Monday, November 18, 2013
Murayama Kei's A Centaur's Life is the newest thing with yuri content from Seven Seas. It is running in the seinen magazine Comic Ryu and has three tankoubon out in Japan.
This series is a slice-of-life about a shy, polite girl named Himeno and her best friends Nozomi and Kyoko. What makes this series different from your usual high school slice-of-life is that the characters live in a world in which everyone is some kind of fantasy creature.
Himeno is a centaur, Kyoko is pretty much a satyr ("goatfolk" here), Nozomi is a "draconid" (a human-dragon hybrid), and there are angelfolk (like the student council president Manami), catfolk, mermaids (which haven't appeared in this volume), and the completely non-humanoid-looking "Arctic people" ("snake people" being the offensive term for them), who have only appeared in media (a magazine and an old movie) so far.
This volume covers Himeno responding to a boy asking her out, a school play in which Himeno plays the princess to Nozomi's prince, a school marathon in which Kyoko has trouble keeping up, Himeno getting a temporary part-time job as a model because her mom's magazine editor friend needs a centaur, and a chapter focusing on Himeno's family, especially her mom.

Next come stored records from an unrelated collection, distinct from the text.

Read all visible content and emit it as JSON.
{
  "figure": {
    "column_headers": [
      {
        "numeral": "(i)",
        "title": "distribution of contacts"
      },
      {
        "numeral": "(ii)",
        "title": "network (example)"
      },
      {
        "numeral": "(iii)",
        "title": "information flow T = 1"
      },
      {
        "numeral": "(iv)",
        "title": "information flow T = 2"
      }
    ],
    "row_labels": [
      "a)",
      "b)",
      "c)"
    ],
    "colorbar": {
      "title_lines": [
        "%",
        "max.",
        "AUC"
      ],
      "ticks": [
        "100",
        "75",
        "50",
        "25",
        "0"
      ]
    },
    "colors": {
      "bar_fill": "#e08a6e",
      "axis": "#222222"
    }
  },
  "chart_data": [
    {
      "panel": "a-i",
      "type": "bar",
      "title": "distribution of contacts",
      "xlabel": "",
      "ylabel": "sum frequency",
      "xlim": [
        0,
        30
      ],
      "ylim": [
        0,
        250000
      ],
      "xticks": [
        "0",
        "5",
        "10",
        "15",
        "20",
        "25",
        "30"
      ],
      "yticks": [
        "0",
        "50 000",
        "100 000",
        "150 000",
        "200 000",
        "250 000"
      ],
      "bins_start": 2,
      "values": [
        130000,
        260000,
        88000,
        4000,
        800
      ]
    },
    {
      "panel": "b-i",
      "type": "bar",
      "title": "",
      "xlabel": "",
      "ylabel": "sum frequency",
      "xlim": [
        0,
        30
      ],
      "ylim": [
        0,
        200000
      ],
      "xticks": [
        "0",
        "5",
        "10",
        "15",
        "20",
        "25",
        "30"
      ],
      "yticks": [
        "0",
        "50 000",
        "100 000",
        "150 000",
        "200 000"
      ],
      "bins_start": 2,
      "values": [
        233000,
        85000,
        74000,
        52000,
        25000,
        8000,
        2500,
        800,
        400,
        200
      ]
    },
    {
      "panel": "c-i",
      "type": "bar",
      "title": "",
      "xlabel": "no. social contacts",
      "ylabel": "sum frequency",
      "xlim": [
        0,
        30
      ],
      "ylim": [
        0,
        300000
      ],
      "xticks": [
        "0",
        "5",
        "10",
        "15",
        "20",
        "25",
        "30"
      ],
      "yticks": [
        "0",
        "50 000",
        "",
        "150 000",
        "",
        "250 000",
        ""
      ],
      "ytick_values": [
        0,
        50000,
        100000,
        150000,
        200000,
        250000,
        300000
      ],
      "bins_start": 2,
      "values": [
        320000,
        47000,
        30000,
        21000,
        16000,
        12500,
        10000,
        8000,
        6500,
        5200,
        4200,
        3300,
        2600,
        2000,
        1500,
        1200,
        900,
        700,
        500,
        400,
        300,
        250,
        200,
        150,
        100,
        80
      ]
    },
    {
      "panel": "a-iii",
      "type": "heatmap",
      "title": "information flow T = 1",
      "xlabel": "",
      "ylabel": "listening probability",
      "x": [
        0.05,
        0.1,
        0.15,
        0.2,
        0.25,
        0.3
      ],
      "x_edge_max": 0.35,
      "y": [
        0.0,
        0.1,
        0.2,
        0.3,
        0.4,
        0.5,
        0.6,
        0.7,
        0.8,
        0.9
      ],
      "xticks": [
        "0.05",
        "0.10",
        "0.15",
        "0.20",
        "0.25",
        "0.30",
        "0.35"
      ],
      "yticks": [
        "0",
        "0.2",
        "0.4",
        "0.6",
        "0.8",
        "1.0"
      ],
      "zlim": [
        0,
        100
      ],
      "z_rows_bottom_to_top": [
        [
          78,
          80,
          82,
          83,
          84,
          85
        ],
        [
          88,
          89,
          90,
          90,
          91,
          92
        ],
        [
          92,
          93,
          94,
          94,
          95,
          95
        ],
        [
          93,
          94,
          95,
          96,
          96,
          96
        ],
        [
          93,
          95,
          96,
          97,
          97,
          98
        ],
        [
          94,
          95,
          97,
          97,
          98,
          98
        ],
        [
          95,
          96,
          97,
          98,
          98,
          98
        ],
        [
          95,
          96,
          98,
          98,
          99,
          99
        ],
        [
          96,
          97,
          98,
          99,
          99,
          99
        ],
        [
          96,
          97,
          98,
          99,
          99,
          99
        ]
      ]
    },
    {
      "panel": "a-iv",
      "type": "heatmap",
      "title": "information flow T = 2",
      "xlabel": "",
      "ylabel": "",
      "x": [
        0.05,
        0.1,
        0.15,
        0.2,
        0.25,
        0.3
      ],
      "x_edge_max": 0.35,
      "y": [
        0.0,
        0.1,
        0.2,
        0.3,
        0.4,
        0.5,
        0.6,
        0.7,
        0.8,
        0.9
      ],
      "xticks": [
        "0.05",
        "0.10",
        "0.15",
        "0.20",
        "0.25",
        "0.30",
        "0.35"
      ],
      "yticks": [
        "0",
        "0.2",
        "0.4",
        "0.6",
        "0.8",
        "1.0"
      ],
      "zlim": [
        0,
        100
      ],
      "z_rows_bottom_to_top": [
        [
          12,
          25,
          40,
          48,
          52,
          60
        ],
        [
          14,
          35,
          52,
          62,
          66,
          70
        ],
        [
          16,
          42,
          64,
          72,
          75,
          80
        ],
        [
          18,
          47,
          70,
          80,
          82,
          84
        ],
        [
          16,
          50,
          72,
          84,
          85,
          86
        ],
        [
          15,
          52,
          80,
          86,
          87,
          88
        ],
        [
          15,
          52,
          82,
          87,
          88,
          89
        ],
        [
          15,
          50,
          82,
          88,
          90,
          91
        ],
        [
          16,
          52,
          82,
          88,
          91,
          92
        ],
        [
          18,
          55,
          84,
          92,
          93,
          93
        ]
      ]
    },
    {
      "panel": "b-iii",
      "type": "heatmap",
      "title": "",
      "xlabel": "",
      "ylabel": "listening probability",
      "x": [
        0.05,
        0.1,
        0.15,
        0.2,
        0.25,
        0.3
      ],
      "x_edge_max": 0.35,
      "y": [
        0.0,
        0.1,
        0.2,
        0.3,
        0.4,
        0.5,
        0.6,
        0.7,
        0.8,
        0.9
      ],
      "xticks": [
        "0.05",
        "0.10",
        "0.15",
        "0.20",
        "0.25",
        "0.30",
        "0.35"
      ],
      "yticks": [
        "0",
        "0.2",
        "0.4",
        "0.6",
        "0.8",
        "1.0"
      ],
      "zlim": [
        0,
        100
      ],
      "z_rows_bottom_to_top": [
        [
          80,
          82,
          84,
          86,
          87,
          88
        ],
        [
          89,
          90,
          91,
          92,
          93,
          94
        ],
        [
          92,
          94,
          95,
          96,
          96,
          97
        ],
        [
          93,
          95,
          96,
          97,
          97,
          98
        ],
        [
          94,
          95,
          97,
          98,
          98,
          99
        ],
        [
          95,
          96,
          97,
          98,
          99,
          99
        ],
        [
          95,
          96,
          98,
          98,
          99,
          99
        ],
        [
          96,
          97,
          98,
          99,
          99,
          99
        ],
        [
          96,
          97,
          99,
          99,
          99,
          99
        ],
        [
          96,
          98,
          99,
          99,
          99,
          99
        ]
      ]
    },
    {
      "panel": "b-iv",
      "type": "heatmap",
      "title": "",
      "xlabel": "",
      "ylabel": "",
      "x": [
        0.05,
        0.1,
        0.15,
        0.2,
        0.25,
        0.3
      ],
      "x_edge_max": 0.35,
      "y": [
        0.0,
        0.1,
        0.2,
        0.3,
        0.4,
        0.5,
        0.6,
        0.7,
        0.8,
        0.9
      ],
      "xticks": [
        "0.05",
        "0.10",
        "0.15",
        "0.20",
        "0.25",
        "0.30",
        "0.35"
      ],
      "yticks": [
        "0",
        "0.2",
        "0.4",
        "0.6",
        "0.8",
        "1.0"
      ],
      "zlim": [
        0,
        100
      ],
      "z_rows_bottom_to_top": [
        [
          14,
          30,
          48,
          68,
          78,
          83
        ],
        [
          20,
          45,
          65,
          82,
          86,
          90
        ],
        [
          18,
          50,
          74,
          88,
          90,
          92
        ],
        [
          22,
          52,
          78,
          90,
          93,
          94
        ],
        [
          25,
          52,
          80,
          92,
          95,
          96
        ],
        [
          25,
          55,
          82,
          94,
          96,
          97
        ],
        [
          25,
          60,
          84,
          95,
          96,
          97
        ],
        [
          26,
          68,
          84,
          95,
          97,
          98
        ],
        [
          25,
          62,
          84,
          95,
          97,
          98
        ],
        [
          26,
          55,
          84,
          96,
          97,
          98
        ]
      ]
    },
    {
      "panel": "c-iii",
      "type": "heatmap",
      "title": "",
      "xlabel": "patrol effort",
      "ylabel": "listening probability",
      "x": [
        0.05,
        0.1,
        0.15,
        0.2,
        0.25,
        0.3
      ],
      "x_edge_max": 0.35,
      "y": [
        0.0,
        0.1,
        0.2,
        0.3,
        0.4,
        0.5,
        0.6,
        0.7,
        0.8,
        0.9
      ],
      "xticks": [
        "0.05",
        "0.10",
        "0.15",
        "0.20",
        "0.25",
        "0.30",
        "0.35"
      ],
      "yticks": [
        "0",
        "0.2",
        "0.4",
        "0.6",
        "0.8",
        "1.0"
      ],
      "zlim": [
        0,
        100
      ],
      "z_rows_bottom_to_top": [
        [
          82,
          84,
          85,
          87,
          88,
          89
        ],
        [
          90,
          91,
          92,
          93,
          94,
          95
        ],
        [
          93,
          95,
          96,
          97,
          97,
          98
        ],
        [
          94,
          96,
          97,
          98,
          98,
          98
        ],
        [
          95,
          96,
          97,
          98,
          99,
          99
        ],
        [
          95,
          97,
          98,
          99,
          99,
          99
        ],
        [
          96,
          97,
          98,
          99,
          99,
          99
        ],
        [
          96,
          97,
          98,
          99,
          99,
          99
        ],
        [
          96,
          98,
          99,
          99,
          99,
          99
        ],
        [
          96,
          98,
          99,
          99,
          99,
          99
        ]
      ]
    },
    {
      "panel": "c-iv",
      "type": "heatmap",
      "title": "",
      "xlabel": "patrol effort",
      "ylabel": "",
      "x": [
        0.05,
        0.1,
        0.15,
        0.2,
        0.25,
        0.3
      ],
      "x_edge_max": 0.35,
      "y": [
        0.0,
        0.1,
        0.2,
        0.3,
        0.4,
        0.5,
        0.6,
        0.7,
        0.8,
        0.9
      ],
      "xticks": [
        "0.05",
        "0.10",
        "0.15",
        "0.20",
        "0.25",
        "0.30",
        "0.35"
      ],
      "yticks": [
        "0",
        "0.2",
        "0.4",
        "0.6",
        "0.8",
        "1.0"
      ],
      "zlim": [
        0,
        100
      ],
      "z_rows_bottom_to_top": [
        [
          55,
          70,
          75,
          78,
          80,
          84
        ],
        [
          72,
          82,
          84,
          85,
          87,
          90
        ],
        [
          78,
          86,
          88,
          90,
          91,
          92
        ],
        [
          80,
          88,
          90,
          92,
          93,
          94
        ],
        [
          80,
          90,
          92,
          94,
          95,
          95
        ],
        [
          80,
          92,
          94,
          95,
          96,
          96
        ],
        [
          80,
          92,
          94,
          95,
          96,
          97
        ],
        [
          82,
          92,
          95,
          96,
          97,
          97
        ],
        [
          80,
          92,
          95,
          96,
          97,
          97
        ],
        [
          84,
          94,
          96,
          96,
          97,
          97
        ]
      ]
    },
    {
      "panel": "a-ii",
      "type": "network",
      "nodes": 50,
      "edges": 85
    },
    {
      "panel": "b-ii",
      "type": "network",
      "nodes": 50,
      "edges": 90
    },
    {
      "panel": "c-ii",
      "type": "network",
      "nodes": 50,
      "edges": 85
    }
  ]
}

Then there's an afterword in which Himeno, Nozomi, and Kyoko chat with Murayama Kei (drawn as a goat) about this series' development, and a history of the fictional town the characters live in.
I want to kill the first chapter of this series with fire. It resolves a body issue of Himeno's in an über-servicey way. It made me half-joke to a friend that I wondered if this series' author knows what vaginas look like outside porn. The virginity fetishizing doesn't help.
Take away the first chapter, and it's a decent series- a typical slice-of-life, just with the world we know adapted to fantasy creatures inhabiting it. The worldbuilding is well thought out, and I had fun discussing it with the friend who read my copy of this volume. For example, centaurs used to be samurai in Japan, but were enslaved for riding elsewhere, so it's legally considered a hate crime to ride them everywhere including Japan. Cue discussion of whether this world has actual horses since they have cows, but maybe the animals whose fantasy-influenced characteristics the humanoid characters have don't exist here. And "How do the cold-blooded Antarcticans survive in Antarctica?" Mundane details (like clothes, shoes, and how certain house designs might be less convenient for centaurs; I'm curious about what mermaids do) are covered also, and there's an amusing Obama reference.
Apparently there's a lesbian couple in Himeno's class- I'm not sure if they appear in volume 2 or volume 3, though. In this volume, the yuri is Himeno kissing Nozomi because a classmate altered her script for the play. Nozomi is flustered, but seems like she kind of liked it. After Himeno saves Nozomi from a stage injury, Nozomi kisses Himeno on the cheek in a "My hero!" kind of way. I liked that the girls in their class were like "Kyaa!" over Himeno kissing Nozomi.
As expected, the translation is good and honorifics left intact. The first page is a glossy color page featuring Himeno, Nozomi and Kyouko walking next to a café on one side and the full cover image (their walking to school with some classmates) on the other side. The back has a preview of another Seven Seas series, Monster Musume (Seven Seas has been especially interested in "monster girl" titles lately), which looks like every awful magical girlfriend series, just with a snake girl.
Story: F for chapter 1, C+ for the rest. More noteworthy for its setting than its story or characters, which are pleasant but not standout for me.